O criminalista e sua função transcendente 10/06/2018
Antes de interpretar um personagem, o ator busca conhecer qual função ele desempenhará, pois é preciso conhecer o norte que o guia, é preciso, sobretudo, ter ciência do efeito que o papel a desempenhar surtirá naquele universo fictício. Com o advogado criminalista o método não pode ser diferente. Imprescindível que o criminalista tenha em mente qual a função da sua profissão, qual o efeito que ela surtirá no universo real, no dia a dia da vida em sociedade.
Advogar na área criminal sem um propósito maior e ad aeternum é condenar-se ao fracasso. Sem propósito, o fracasso pessoal e profissional hão de chegar. O vazio e a falta de sentido que um trabalho sem ideal proporciona são capazes de levarem bons profissionais a repensarem se vale a pena continuar com a atividade diária que optaram por desenvolver.
Grandes criminalistas, profissionais que somam décadas de experiências, são unânimes ao descreverem o papel que o advogado criminalista representa não para o seu cliente, mas, sim, para a sociedade. Atacar ilegalidades e arbitrariedades é o consenso dos colegas e lhes dou razão, sem dúvida. Todavia, ouso acrescentar algo à resposta dos colegas.
Nos primeiros parágrafos escrevi a respeito da necessidade de haver um propósito que transcenda à atividade laboral, e é a respeito deste ponto que acrescento à resposta dos colegas. Enxergo na atividade do criminalista a função primacial de defender o indivíduo contra o poder estarrecedor do Estado no que concerne a acusar, processar e condenar seus governados. Explico.
O Estado possui condições infinitamente superiores às de um acusado para instruir um processo, afinal, o dinheiro do Estado praticamente não tem fim – e que sai do bolso daqueles que são processados – e ele ainda possui como empregados profissionais de todas as áreas necessárias para se provar um ponto de vista. –Sim, um ponto de vista. Quando o Estado, por meio do Ministério Público, oferece denúncia contra alguém, é por ter um ponto de vista e este pode estar equivocado, afinal, se assim não o fosse, sentenças absolutórias não existiriam. – Ainda que diante da desproporcional fonte de financiamento para desenvolver o trabalho, cabe ao criminalista fazer o possível para que os direitos e garantias de um indivíduo não sejam jamais violados, protegendo o ser humano sob o seu patrocínio de ser esmagado pelo Estado.
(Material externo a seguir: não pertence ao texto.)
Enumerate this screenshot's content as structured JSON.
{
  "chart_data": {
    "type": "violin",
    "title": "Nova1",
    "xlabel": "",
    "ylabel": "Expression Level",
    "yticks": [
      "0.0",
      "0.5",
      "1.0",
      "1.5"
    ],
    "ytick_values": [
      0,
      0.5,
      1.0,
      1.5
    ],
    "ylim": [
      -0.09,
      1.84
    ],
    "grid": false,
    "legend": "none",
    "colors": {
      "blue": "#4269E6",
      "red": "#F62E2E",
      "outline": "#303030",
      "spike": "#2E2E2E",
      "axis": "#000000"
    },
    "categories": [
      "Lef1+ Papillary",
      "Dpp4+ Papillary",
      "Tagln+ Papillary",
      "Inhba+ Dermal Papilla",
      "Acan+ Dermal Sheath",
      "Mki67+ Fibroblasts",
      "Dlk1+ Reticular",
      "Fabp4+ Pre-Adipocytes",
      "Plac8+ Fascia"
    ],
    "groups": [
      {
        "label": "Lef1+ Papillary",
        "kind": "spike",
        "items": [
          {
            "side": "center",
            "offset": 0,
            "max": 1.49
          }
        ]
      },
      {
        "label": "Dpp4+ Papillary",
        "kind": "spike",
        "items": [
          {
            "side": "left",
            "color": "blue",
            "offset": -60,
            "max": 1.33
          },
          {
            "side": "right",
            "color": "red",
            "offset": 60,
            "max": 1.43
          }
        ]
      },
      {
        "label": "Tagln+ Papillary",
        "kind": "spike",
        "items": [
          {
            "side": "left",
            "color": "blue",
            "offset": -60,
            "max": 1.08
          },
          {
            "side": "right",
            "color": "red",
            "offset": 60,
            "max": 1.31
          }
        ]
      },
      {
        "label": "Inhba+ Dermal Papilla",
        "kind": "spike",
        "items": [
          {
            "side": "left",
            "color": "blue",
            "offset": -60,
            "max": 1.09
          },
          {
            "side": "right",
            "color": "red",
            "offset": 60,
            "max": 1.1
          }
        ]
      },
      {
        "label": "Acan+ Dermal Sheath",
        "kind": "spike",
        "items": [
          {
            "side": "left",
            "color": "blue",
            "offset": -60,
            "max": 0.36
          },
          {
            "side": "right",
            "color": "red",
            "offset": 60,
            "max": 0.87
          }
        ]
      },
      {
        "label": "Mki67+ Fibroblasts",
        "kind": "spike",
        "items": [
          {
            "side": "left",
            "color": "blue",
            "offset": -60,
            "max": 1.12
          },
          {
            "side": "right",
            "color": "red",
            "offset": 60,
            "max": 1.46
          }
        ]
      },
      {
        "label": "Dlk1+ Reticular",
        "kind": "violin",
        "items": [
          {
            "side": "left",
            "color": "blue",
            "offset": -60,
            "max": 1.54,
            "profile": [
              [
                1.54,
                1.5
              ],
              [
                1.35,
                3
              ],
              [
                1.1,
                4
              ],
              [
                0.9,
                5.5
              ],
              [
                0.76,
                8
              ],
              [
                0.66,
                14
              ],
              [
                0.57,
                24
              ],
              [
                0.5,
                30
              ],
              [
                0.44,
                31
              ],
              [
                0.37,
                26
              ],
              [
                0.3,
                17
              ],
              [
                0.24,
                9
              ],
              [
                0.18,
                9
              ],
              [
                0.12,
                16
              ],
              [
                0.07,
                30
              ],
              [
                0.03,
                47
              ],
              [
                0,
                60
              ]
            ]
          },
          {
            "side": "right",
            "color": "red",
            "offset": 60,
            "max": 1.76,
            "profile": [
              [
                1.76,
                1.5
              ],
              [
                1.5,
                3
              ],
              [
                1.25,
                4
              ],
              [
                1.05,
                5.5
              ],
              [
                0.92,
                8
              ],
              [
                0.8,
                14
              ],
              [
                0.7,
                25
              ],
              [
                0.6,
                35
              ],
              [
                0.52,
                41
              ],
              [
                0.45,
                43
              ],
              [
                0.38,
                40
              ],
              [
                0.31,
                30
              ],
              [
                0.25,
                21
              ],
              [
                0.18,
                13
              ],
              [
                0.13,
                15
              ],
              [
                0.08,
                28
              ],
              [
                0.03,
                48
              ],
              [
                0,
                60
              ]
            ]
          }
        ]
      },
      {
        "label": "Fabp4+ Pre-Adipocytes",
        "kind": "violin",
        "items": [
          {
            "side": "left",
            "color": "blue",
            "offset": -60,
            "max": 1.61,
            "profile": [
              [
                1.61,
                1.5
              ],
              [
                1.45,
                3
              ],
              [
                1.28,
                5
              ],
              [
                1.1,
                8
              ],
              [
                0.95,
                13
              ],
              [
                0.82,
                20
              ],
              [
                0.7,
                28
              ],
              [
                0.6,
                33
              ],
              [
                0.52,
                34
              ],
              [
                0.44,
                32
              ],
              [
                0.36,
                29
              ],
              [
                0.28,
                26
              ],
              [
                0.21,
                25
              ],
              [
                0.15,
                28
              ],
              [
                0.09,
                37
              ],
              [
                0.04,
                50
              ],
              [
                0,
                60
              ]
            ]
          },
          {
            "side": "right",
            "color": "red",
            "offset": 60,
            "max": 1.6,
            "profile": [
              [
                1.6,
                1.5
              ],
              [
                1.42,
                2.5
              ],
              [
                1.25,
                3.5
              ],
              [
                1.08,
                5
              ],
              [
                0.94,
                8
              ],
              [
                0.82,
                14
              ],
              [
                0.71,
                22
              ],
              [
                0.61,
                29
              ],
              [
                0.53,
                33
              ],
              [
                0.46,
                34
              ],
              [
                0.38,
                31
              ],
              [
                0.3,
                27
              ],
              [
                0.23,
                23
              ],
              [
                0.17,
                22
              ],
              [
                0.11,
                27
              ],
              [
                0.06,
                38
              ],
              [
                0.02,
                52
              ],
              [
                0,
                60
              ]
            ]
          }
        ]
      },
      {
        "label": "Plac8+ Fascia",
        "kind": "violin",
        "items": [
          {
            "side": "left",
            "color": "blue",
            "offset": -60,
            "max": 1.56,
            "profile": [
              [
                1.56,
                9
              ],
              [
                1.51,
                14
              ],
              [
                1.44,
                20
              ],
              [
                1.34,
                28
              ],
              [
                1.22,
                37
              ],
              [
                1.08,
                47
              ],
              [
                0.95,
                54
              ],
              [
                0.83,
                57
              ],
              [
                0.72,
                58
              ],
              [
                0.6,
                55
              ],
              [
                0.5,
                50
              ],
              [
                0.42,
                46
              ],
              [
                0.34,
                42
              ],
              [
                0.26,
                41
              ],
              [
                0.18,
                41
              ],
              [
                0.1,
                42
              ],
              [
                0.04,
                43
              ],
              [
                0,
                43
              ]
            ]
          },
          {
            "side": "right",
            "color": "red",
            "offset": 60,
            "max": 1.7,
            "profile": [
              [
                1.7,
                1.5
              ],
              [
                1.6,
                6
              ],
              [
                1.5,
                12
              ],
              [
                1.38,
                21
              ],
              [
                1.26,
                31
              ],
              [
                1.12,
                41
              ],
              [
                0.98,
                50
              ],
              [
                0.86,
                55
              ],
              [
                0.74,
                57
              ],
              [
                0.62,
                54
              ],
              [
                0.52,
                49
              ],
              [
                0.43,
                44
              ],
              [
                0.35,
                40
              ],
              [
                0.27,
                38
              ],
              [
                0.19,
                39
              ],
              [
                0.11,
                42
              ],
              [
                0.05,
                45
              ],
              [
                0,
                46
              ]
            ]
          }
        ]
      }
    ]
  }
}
É necessário que todo advogado criminalista tenha em mente que, ao defender um cliente, por mais pobre, sem escolaridade, sem cultura, sem influência, enfim, por mais que seja um cliente que não lhe trará os holofotes da imprensa e/ou a ascensão da carreira, o advogado está a defender toda a sociedade. Sim. Quando não permitimos, por meio de nosso trabalho, que um único indivíduo, por mais socialmente insignificante que seja, sofra injustiça por parte do Estado, passamos à sociedade a mensagem de que ninguém sofrerá injustiças. Afinal, quando o réu descrito nas linhas acima é condenado de maneira injusta, é aberto um precedente para que qualquer um também seja.
Proteger os indivíduos contra o poder do Estado é o que transcende ao nosso trabalho, é a missão mais importante do advogado criminalista e tudo mais lhe é secundário. Esta é uma luta diária, penosa, incessante e que seus efeitos se estendem à eternidade. Cada advogado criminalista deve ter em mente a função de seu trabalho, deve lembrar que somos os primeiros defensores dos indivíduos contra as tiranias e não devemos nos acovardar diante de tão nobre missão. Se o temor o domina perante as ímpias falanges da injustiça, advogado, a clava forte da justiça tu deves erguer, pois, dela munido, não há déspota que o vença.